Will she hate that she looks just like me when she grows older? Yes, probably. I often got told as I was growing up that I looked like my mom and I hated it — but I can see now from my mother's eyes what a compliment that was. I can understand now the pride she felt when she said, “Well, thank you!” I hope one day, my mini-me will be thankful and understand that, too.
Somehow we are wired to look for those physical similarities and study features of others, whether in our own children or in babies we meet. It's fascinating to look for them. It's a connection to family members, both near and distant. It's what Grandmas love to study in their grand baby’s faces to remind them of when their own child many years ago lay in their arms. It's what adoptees look for when they reunite with their birth parents. Those similarities matter; it gives us a sense of connection.

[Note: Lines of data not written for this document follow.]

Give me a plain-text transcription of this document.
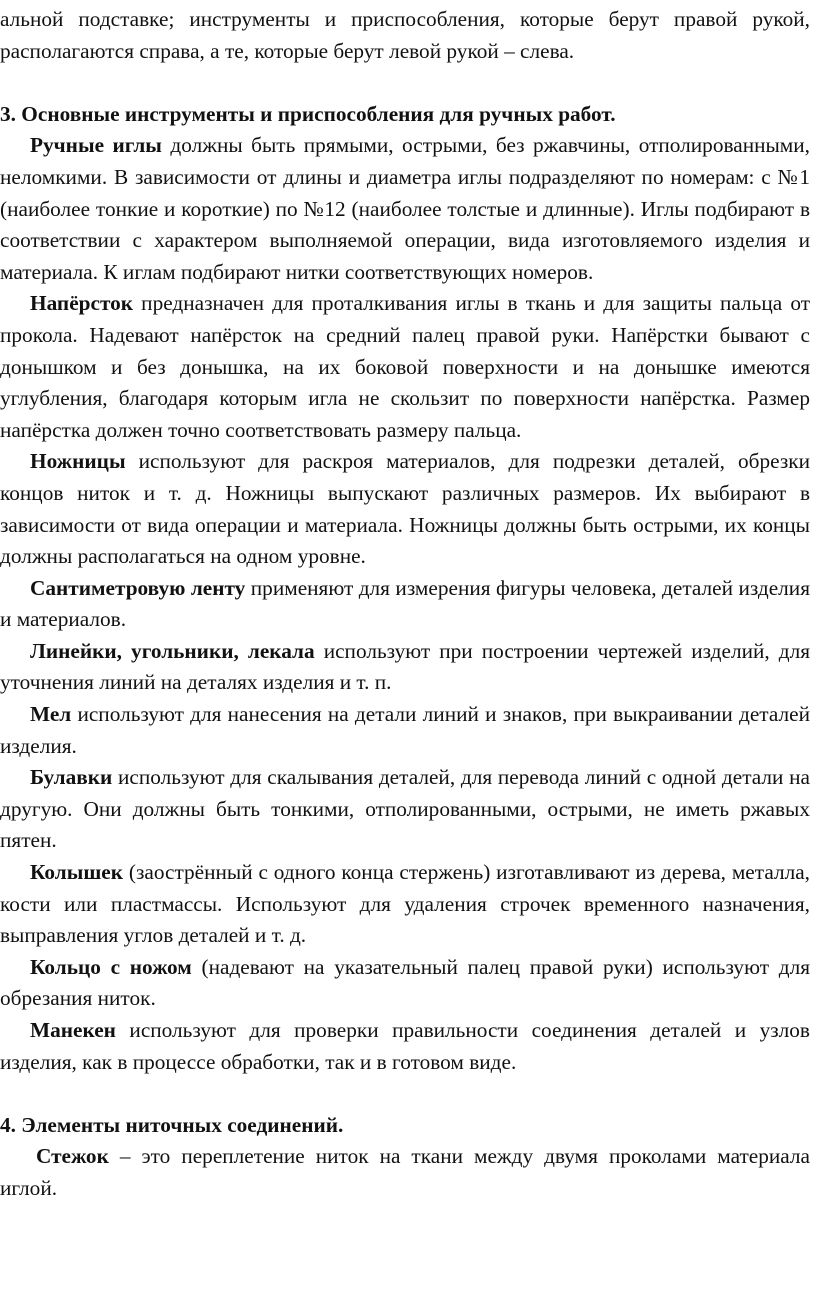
альной подставке; инструменты и приспособления, которые берут правой рукой, располагаются справа, а те, которые берут левой рукой – слева.

3. Основные инструменты и приспособления для ручных работ.

Ручные иглы должны быть прямыми, острыми, без ржавчины, отполированными, неломкими. В зависимости от длины и диаметра иглы подразделяют по номерам: с №1 (наиболее тонкие и короткие) по №12 (наиболее толстые и длинные). Иглы подбирают в соответствии с характером выполняемой операции, вида изготовляемого изделия и материала. К иглам подбирают нитки соответствующих номеров.

Напёрсток предназначен для проталкивания иглы в ткань и для защиты пальца от прокола. Надевают напёрсток на средний палец правой руки. Напёрстки бывают с донышком и без донышка, на их боковой поверхности и на донышке имеются углубления, благодаря которым игла не скользит по поверхности напёрстка. Размер напёрстка должен точно соответствовать размеру пальца.

Ножницы используют для раскроя материалов, для подрезки деталей, обрезки концов ниток и т. д. Ножницы выпускают различных размеров. Их выбирают в зависимости от вида операции и материала. Ножницы должны быть острыми, их концы должны располагаться на одном уровне.

Сантиметровую ленту применяют для измерения фигуры человека, деталей изделия и материалов.

Линейки, угольники, лекала используют при построении чертежей изделий, для уточнения линий на деталях изделия и т. п.

Мел используют для нанесения на детали линий и знаков, при выкраивании деталей изделия.

Булавки используют для скалывания деталей, для перевода линий с одной детали на другую. Они должны быть тонкими, отполированными, острыми, не иметь ржавых пятен.

Колышек (заострённый с одного конца стержень) изготавливают из дерева, металла, кости или пластмассы. Используют для удаления строчек временного назначения, выправления углов деталей и т. д.

Кольцо с ножом (надевают на указательный палец правой руки) используют для обрезания ниток.

Манекен используют для проверки правильности соединения деталей и узлов изделия, как в процессе обработки, так и в готовом виде.

4. Элементы ниточных соединений.

Стежок – это переплетение ниток на ткани между двумя проколами материала иглой.
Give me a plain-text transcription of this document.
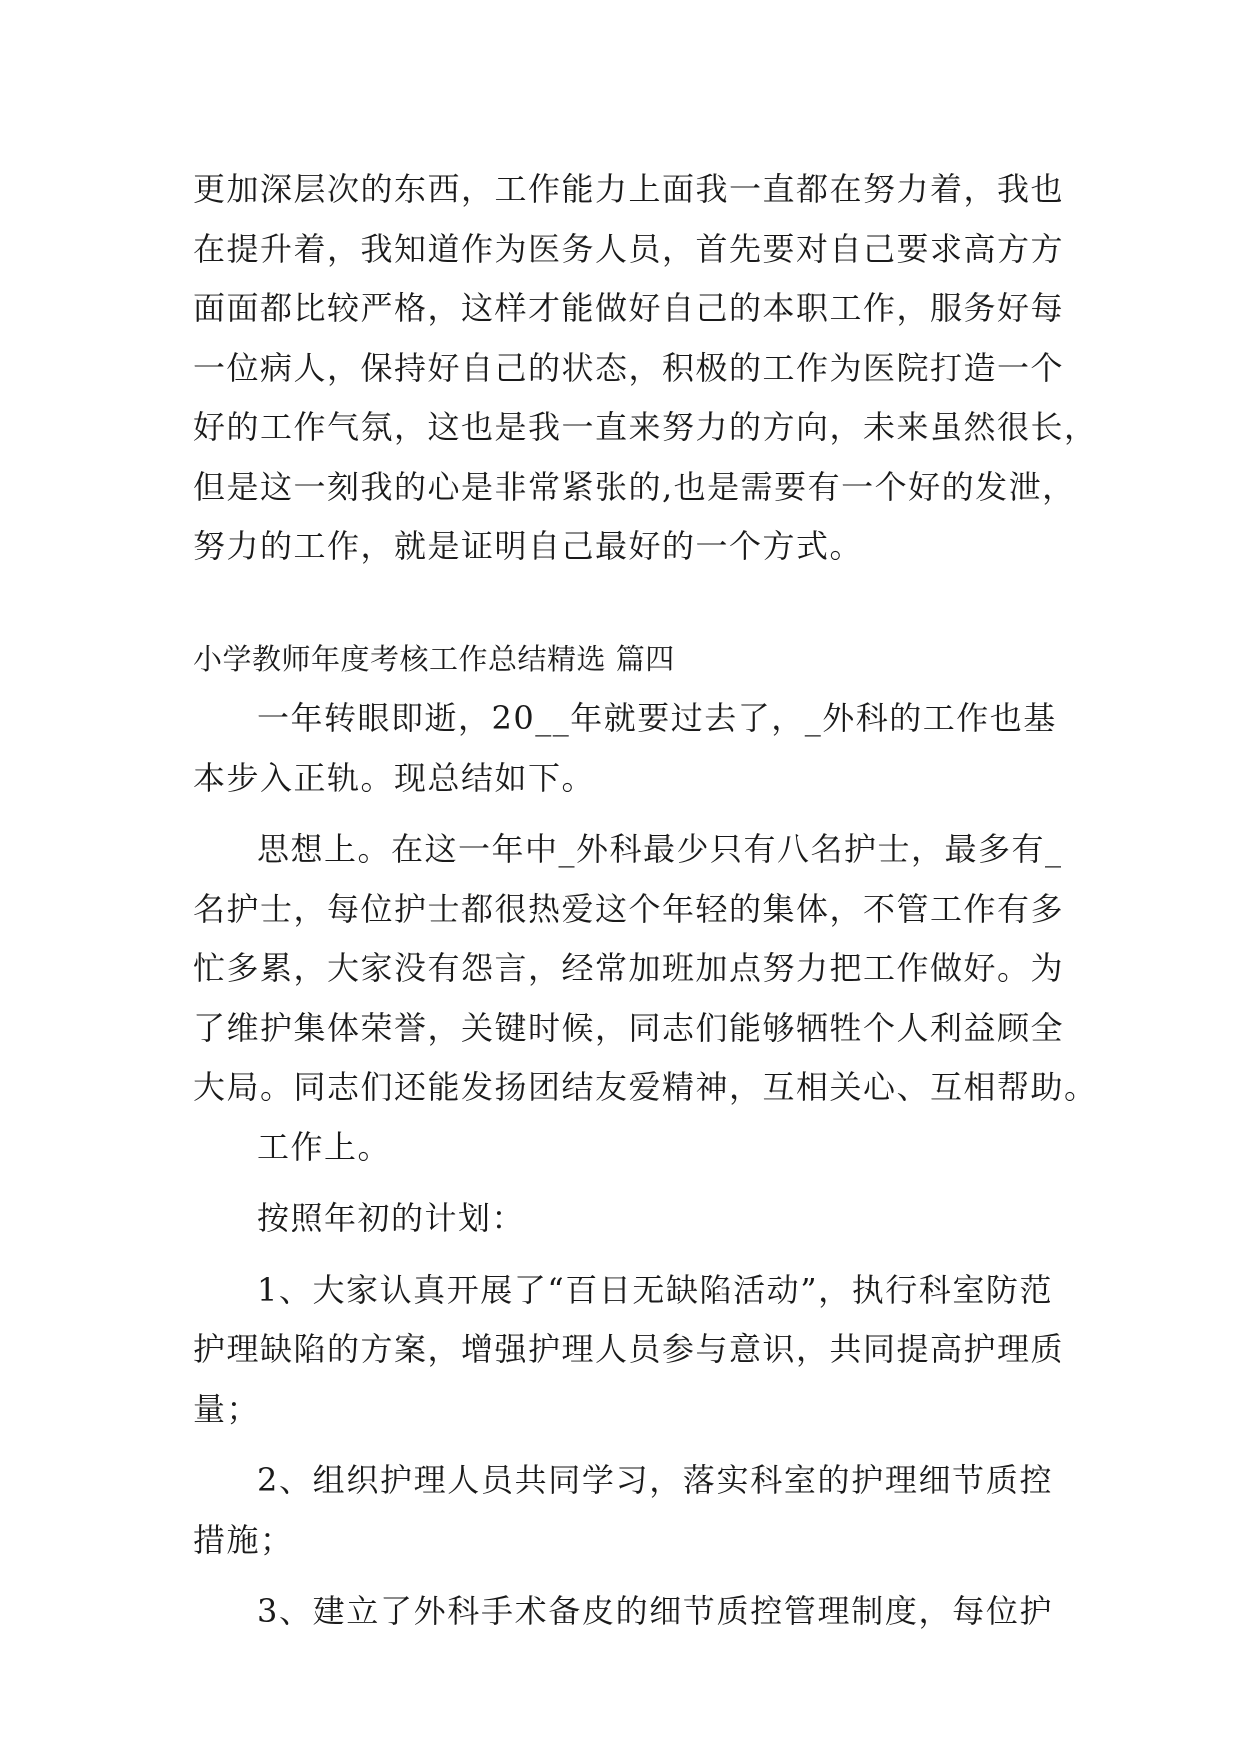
更加深层次的东西，工作能力上面我一直都在努力着，我也
在提升着，我知道作为医务人员，首先要对自己要求高方方
面面都比较严格，这样才能做好自己的本职工作，服务好每
一位病人，保持好自己的状态，积极的工作为医院打造一个
好的工作气氛，这也是我一直来努力的方向，未来虽然很长，
但是这一刻我的心是非常紧张的,也是需要有一个好的发泄，
努力的工作，就是证明自己最好的一个方式。
小学教师年度考核工作总结精选 篇四
一年转眼即逝，20__年就要过去了，_外科的工作也基
本步入正轨。现总结如下。
思想上。在这一年中_外科最少只有八名护士，最多有_
名护士，每位护士都很热爱这个年轻的集体，不管工作有多
忙多累，大家没有怨言，经常加班加点努力把工作做好。为
了维护集体荣誉，关键时候，同志们能够牺牲个人利益顾全
大局。同志们还能发扬团结友爱精神，互相关心、互相帮助。
工作上。
按照年初的计划：
1、大家认真开展了“百日无缺陷活动”，执行科室防范
护理缺陷的方案，增强护理人员参与意识，共同提高护理质
量；
2、组织护理人员共同学习，落实科室的护理细节质控
措施；
3、建立了外科手术备皮的细节质控管理制度，每位护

While I feel a loving, adoring connection to all my children regardless of their appearance, what's interesting is that I often look upon the face of our fifth baby, and I feel like I know her on an even deeper level. It's like I know her already, and I've seen her before. Her almond eyes are my eyes. Her skin color is my olive, easy to tan skin. Her nose is the same shape as mine (I'm sorry, baby!). Her eyes already have a twinkle of green pushing through the blue, as mine do.
She may look exactly like me, but I can't wait to see how her personality and interest will bloom as she grows — whether they are similar to me or not.